13. The defendants have also raised the plea that the plaintiff without seeking the relief of declaration over the suit Cart Track is not entitled to maintain the suit simpliciter for permanent injunction. However, as rightly found by the courts below, when according to the plaintiff, the suit Cart Track is in existence as a common Cart Track for the adjoining land owners and when the defendants alone have obstructed his enjoyment to the use of the same and when the existence of the suit Cart Track and also, the fact that other than the suit Cart Track, there is no other Cart Tract to enable the plaintiff to reach his properties, have been established and when, as such, there is no cloud over the title of the the suit Cart Tract, it could be seen that there is no need for the plaintiff to seek the relief of declaration and the suit laid for permanent injunction is maintainable. In this connection, it is found that the courts below have given convincing reasons for holding that the suit laid by the plaintiff simpliciter for permanent injunction is maintainable and there is no warrant to interfere with the findings of the Courts below.

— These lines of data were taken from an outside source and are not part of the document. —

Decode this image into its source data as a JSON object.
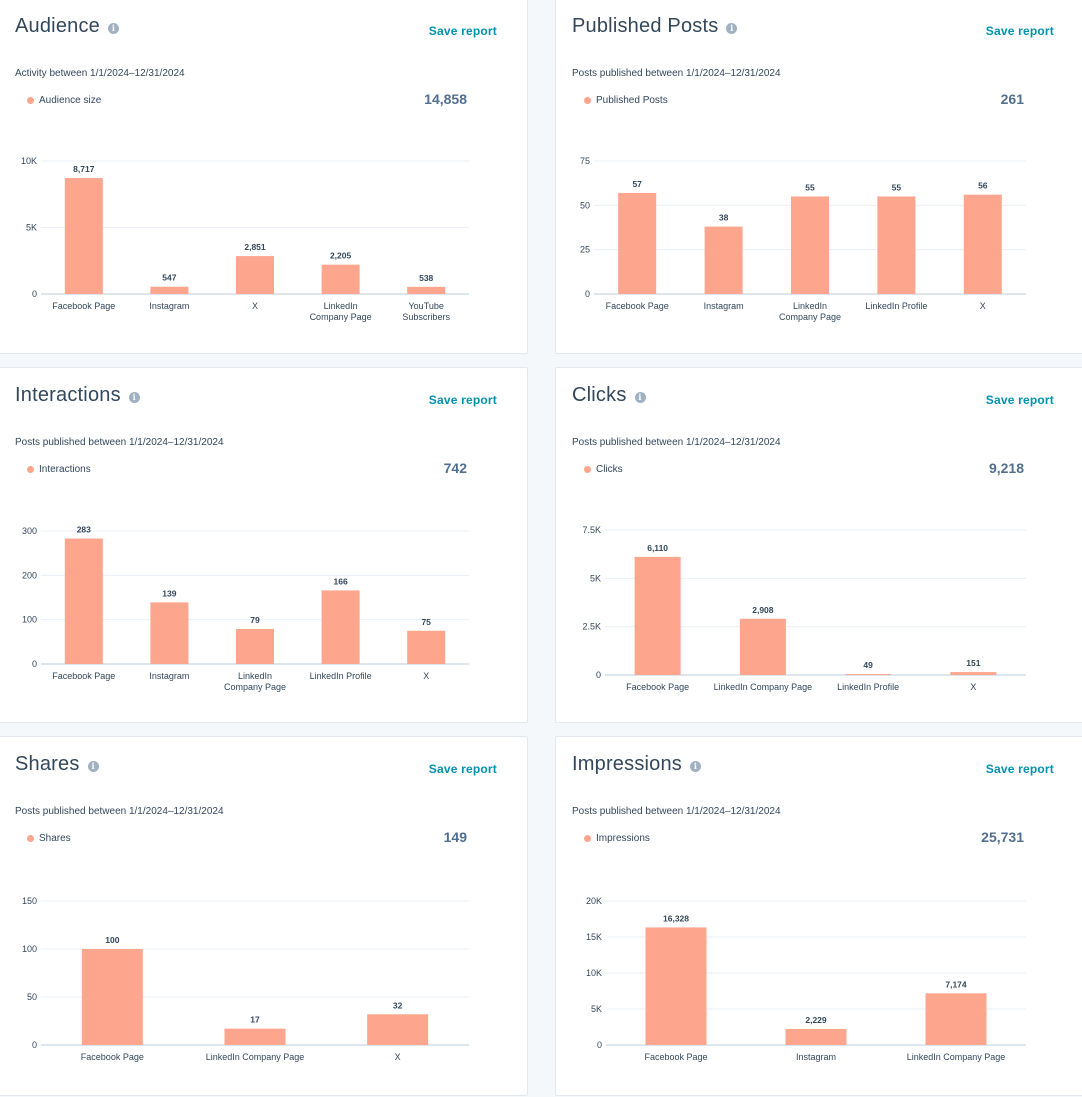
{
  "colors": {
    "bar": "#fea58e",
    "accent": "#0091ae",
    "grid": "#eaf0f6",
    "axis": "#cbd6e2"
  },
  "icons": {
    "info": "info-icon"
  },
  "cards": [
    {
      "title": "Audience",
      "save_label": "Save report",
      "subtitle": "Activity between 1/1/2024–12/31/2024",
      "legend": "Audience size",
      "total": "14,858",
      "chart_data": {
        "type": "bar",
        "categories": [
          [
            "Facebook Page"
          ],
          [
            "Instagram"
          ],
          [
            "X"
          ],
          [
            "LinkedIn",
            "Company Page"
          ],
          [
            "YouTube",
            "Subscribers"
          ]
        ],
        "values": [
          8717,
          547,
          2851,
          2205,
          538
        ],
        "value_labels": [
          "8,717",
          "547",
          "2,851",
          "2,205",
          "538"
        ],
        "ylim": [
          0,
          10000
        ],
        "yticks": [
          0,
          5000,
          10000
        ],
        "ytick_labels": [
          "0",
          "5K",
          "10K"
        ]
      }
    },
    {
      "title": "Published Posts",
      "save_label": "Save report",
      "subtitle": "Posts published between 1/1/2024–12/31/2024",
      "legend": "Published Posts",
      "total": "261",
      "chart_data": {
        "type": "bar",
        "categories": [
          [
            "Facebook Page"
          ],
          [
            "Instagram"
          ],
          [
            "LinkedIn",
            "Company Page"
          ],
          [
            "LinkedIn Profile"
          ],
          [
            "X"
          ]
        ],
        "values": [
          57,
          38,
          55,
          55,
          56
        ],
        "value_labels": [
          "57",
          "38",
          "55",
          "55",
          "56"
        ],
        "ylim": [
          0,
          75
        ],
        "yticks": [
          0,
          25,
          50,
          75
        ],
        "ytick_labels": [
          "0",
          "25",
          "50",
          "75"
        ]
      }
    },
    {
      "title": "Interactions",
      "save_label": "Save report",
      "subtitle": "Posts published between 1/1/2024–12/31/2024",
      "legend": "Interactions",
      "total": "742",
      "chart_data": {
        "type": "bar",
        "categories": [
          [
            "Facebook Page"
          ],
          [
            "Instagram"
          ],
          [
            "LinkedIn",
            "Company Page"
          ],
          [
            "LinkedIn Profile"
          ],
          [
            "X"
          ]
        ],
        "values": [
          283,
          139,
          79,
          166,
          75
        ],
        "value_labels": [
          "283",
          "139",
          "79",
          "166",
          "75"
        ],
        "ylim": [
          0,
          300
        ],
        "yticks": [
          0,
          100,
          200,
          300
        ],
        "ytick_labels": [
          "0",
          "100",
          "200",
          "300"
        ]
      }
    },
    {
      "title": "Clicks",
      "save_label": "Save report",
      "subtitle": "Posts published between 1/1/2024–12/31/2024",
      "legend": "Clicks",
      "total": "9,218",
      "chart_data": {
        "type": "bar",
        "categories": [
          [
            "Facebook Page"
          ],
          [
            "LinkedIn Company Page"
          ],
          [
            "LinkedIn Profile"
          ],
          [
            "X"
          ]
        ],
        "values": [
          6110,
          2908,
          49,
          151
        ],
        "value_labels": [
          "6,110",
          "2,908",
          "49",
          "151"
        ],
        "ylim": [
          0,
          7500
        ],
        "yticks": [
          0,
          2500,
          5000,
          7500
        ],
        "ytick_labels": [
          "0",
          "2.5K",
          "5K",
          "7.5K"
        ]
      }
    },
    {
      "title": "Shares",
      "save_label": "Save report",
      "subtitle": "Posts published between 1/1/2024–12/31/2024",
      "legend": "Shares",
      "total": "149",
      "chart_data": {
        "type": "bar",
        "categories": [
          [
            "Facebook Page"
          ],
          [
            "LinkedIn Company Page"
          ],
          [
            "X"
          ]
        ],
        "values": [
          100,
          17,
          32
        ],
        "value_labels": [
          "100",
          "17",
          "32"
        ],
        "ylim": [
          0,
          150
        ],
        "yticks": [
          0,
          50,
          100,
          150
        ],
        "ytick_labels": [
          "0",
          "50",
          "100",
          "150"
        ]
      }
    },
    {
      "title": "Impressions",
      "save_label": "Save report",
      "subtitle": "Posts published between 1/1/2024–12/31/2024",
      "legend": "Impressions",
      "total": "25,731",
      "chart_data": {
        "type": "bar",
        "categories": [
          [
            "Facebook Page"
          ],
          [
            "Instagram"
          ],
          [
            "LinkedIn Company Page"
          ]
        ],
        "values": [
          16328,
          2229,
          7174
        ],
        "value_labels": [
          "16,328",
          "2,229",
          "7,174"
        ],
        "ylim": [
          0,
          20000
        ],
        "yticks": [
          0,
          5000,
          10000,
          15000,
          20000
        ],
        "ytick_labels": [
          "0",
          "5K",
          "10K",
          "15K",
          "20K"
        ]
      }
    }
  ]
}
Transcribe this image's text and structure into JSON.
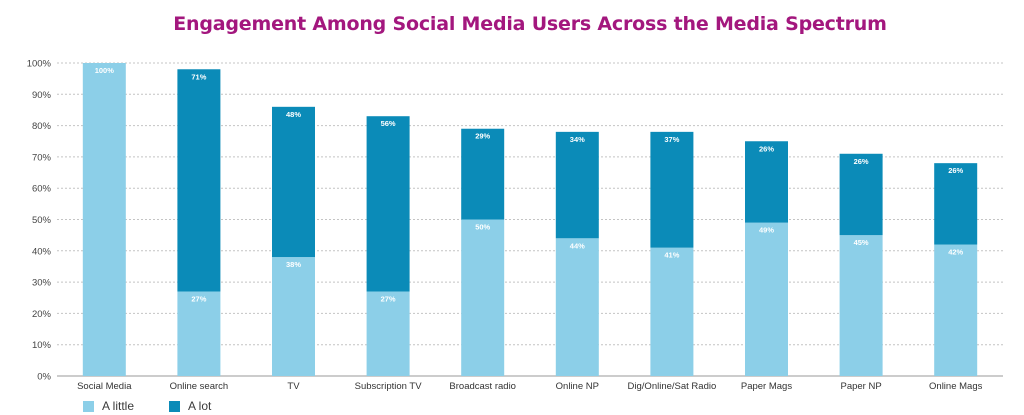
{
  "chart_data": {
    "type": "bar",
    "stacked": true,
    "title": "Engagement Among Social Media Users Across the Media Spectrum",
    "categories": [
      "Social Media",
      "Online search",
      "TV",
      "Subscription TV",
      "Broadcast radio",
      "Online NP",
      "Dig/Online/Sat Radio",
      "Paper Mags",
      "Paper NP",
      "Online Mags"
    ],
    "series": [
      {
        "name": "A little",
        "color": "#8ccfe8",
        "values": [
          100,
          27,
          38,
          27,
          50,
          44,
          41,
          49,
          45,
          42
        ],
        "labels": [
          "100%",
          "27%",
          "38%",
          "27%",
          "50%",
          "44%",
          "41%",
          "49%",
          "45%",
          "42%"
        ]
      },
      {
        "name": "A lot",
        "color": "#0b8bb8",
        "values": [
          0,
          71,
          48,
          56,
          29,
          34,
          37,
          26,
          26,
          26
        ],
        "labels": [
          "",
          "71%",
          "48%",
          "56%",
          "29%",
          "34%",
          "37%",
          "26%",
          "26%",
          "26%"
        ]
      }
    ],
    "ylim": [
      0,
      100
    ],
    "yticks": [
      "0%",
      "10%",
      "20%",
      "30%",
      "40%",
      "50%",
      "60%",
      "70%",
      "80%",
      "90%",
      "100%"
    ],
    "grid": true,
    "legend": "bottom-left"
  }
}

14. In support of the defendants' case, the decision reported in 1971 (2) Supreme Court Cases 205 (Chapsibhai Dhanjibhai Danad V. Purushottam) is pressed into service. In support of the plaintiff's case, the decisions reported in 2007-2-L.W.445 (A.P.Kuppusamy and 5 others V. P.Kumarapalayam Municipality, P.Kumarapalayam rep.by its Commissioner P.Komarapalayam, Tiruchengode Tk), 2009-2-L.W.546 (Anathula Sudhakar V.P.Buchi Reddy (Dead) By Lrs and Ors), 2006-4-L.W.942 (Gurdev Kaur and others V. Kaki and Others), 1999-3-L.W.576 (Vidhyadhar V.Mankikrao and Anr), 2009-4-L.W.125 (Narayanan Rajendran and Another V. Lakshmy Sarojini and Others) and CDJ 2006 MHC 1851 (Kandasamy and Others V. Kolandasamy) are pressed into service. The Principles of Law enunciated in the above said decisions are taken into consideration and followed as applicable to the facts and circumstances of the present case.

In the light of the above discussions, I do not find any substantial question of law is involved in this second appeal. Hence, the second appeal is dismissed. No costs. Consequently, connected miscellaneous petition is closed.